Abu Dhabi, UAEWednesday 17 July 2019

Iran's Zarif withdraws Nazanin Zaghari-Ratcliffe prisoner swap after criticism

Jeremy Hunt said there was a huge difference between the two women being held, and Ms Zaghari-Ratcliffe is innocent

Iran's Foreign Minister Mohammad Javad Zarif has proposed a prison swap for British charity worker NazaninZaghari-Ratcliffe. REUTERS
Iran's Foreign Minister Mohammad Javad Zarif has proposed a prison swap for British charity worker NazaninZaghari-Ratcliffe. REUTERS

Iran has stepped back from an offer to exchange British-Iranian prisoner Nazanin Zaghari-Ratcliffe for an Iranian woman being held in Australia.

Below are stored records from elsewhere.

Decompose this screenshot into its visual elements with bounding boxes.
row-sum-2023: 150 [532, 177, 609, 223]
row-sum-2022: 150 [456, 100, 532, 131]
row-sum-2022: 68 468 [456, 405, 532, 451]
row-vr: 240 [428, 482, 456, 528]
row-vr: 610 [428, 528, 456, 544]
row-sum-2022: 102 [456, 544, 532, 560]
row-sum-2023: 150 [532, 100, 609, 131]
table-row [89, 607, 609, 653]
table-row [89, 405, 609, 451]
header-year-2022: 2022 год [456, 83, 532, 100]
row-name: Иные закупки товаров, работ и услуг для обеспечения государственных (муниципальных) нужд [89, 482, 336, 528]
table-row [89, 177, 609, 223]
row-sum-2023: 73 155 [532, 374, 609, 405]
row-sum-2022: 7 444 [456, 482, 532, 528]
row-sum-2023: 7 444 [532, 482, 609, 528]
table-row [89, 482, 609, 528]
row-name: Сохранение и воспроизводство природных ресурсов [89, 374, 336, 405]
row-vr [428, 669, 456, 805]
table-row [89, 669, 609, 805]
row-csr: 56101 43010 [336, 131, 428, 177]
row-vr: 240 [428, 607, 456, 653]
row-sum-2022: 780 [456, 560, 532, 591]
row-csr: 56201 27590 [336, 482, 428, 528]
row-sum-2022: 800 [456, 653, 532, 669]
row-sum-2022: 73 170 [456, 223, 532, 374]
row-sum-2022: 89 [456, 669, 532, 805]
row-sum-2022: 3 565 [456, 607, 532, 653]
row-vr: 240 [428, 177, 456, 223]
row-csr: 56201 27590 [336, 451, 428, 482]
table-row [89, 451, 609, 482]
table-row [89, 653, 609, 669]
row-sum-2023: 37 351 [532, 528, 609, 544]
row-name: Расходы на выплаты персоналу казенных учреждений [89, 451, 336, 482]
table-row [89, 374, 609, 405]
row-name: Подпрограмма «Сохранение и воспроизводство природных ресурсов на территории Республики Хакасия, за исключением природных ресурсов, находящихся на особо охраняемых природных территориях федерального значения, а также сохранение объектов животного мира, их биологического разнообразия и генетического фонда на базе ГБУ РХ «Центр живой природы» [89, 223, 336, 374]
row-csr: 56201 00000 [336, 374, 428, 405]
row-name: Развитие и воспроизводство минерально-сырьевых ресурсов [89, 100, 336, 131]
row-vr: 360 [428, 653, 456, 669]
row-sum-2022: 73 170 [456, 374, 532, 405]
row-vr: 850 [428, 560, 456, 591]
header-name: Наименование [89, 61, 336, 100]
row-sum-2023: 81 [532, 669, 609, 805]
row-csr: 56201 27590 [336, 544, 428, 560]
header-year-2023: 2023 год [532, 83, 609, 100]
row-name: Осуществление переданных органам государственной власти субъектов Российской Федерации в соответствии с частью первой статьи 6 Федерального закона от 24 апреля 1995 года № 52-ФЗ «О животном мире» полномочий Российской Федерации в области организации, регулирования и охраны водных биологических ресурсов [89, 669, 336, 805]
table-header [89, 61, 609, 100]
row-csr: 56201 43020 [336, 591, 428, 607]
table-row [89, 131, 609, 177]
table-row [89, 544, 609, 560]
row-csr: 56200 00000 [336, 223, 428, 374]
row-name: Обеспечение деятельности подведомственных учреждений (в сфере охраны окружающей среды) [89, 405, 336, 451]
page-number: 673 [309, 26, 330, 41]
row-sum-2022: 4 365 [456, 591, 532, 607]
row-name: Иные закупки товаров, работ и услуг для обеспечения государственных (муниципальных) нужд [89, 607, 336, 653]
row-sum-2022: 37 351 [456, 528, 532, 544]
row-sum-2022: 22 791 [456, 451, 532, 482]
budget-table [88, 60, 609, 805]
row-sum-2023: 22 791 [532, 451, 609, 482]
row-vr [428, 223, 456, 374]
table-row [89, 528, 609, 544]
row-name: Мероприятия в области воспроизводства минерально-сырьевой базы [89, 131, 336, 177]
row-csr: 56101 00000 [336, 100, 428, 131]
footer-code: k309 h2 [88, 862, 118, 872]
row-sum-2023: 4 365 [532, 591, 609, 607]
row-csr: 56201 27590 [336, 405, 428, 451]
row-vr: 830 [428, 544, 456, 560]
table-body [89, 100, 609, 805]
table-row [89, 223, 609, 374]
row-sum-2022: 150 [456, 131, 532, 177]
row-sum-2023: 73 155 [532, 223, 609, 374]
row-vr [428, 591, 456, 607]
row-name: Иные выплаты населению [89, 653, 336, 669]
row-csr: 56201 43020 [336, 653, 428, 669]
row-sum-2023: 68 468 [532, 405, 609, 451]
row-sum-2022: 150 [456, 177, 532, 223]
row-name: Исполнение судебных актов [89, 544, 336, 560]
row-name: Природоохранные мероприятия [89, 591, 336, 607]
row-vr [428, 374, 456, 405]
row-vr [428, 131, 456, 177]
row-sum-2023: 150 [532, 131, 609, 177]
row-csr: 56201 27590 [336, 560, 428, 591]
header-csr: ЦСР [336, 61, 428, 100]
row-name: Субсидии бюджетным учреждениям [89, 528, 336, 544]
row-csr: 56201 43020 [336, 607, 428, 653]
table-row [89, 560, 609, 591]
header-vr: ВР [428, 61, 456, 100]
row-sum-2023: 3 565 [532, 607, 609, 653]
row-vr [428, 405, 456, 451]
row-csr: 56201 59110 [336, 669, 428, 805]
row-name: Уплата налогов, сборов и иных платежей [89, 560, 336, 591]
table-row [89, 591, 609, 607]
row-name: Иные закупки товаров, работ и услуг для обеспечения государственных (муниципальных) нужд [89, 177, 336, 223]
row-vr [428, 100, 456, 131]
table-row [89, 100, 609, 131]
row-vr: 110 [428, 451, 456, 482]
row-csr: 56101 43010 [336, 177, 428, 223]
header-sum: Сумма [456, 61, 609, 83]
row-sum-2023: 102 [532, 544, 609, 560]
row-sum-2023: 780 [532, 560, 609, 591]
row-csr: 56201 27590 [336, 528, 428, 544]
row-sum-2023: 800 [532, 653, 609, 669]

Iranian Foreign Minister Mohammad Javad Zarif on Wednesday suggested a swap between Nazanin Zaghari-Ratcliffe, who is in jail in Tehran on claims of sedition, and Negar Ghodskani, an Iranian woman detained in Australia on a US extradition warrant.

But on Thursday he rescinded the offer, saying Ms Zaghari-Ratcliffe’s case could not be considered in a prisoner swap. It was a “separate case”.

British Foreign Secretary Jeremy Hunt had earlier dismissed the suggestion of a prisoner swap for the British mother as a "vile" diplomatic ploy and said there was a "huge difference" between the two women.

"The woman in jail in Australia is facing due process, a proper legal procedure, and she is alleged to have committed a very serious crime," Mr Hunt said.

"Nazanin Zaghari-Ratcliffe is innocent. She has done nothing wrong.

"What is unacceptable about what Iran is doing is that they are putting innocent people in prison and using it as leverage.

"They're saying, 'We'll only release this innocent Brit if you'll do something that suits us diplomatically'."

Richard Ratcliffe, Ms Zaghari-Ratcliffe's husband who has been campaigning for her release, said he was "blindsided" by the offer as he followed Mr Zarif's speech on Twitter.

He said he did not think was is the "way forward".

"It's clearly a hopeful thing that he was talking about her release explicitly," Mr Ratcliffe said.

"At the same time, linking her in a public way to a big, complicated deal that is almost impossible to do because it's been made public could easily be a displacement tactic."

Ms Zaghari-Ratcliffe worked for the Thomson Reuters Foundation and was arrested in 2016 while visiting relatives for the Persian New Year.

Iranian authorities accused her of plotting against the government and gave her a five-year jail sentence for sedition.

Britain has taken the unusual step of granting her diplomatic protection in a bid to free her.

Ms Ghodskani, a legal resident of Australia, was arrested in 2017 after US prosecutors said she sought US digital communications technology by presenting herself as an employee of a Malaysian company.

US prosecutors said she was sending the technology to Iranian company Fanamoj, which works in public broadcasting.

Both women have been separated from their young children while being detained.

Mr Ratcliffe has also been separated from his daughter Gabriella, who was with her mother when she was detained in Iran and has since stayed in the country with her grandparents.

The prospect of Gabriella's possible return to Britain after her fifth birthday this June is causing Ms Zaghari-Ratcliffe even more anguish, he said.

Mr Ratcliffe said his wife was lifted by the British government's decision to grant her diplomatic protection in March.

But he said that "generally, her spirits are gradually sinking now".

Robert O’Brien, Donald Trump’s special envoy for hostage affairs, told the National this month that there would be “no concessions, no prisoner swaps, no pallets of cash” to secure the release of US citizens.

He also said that Mr Zarif had reneged on a promise to release Siamak Namazi, a US citizen who lived in Dubai, who was imprisoned in Iran in 2015.

Mr Trump has signalled that bringing back prisoners held around the world is a priority for his administration but he has had little success with Iran.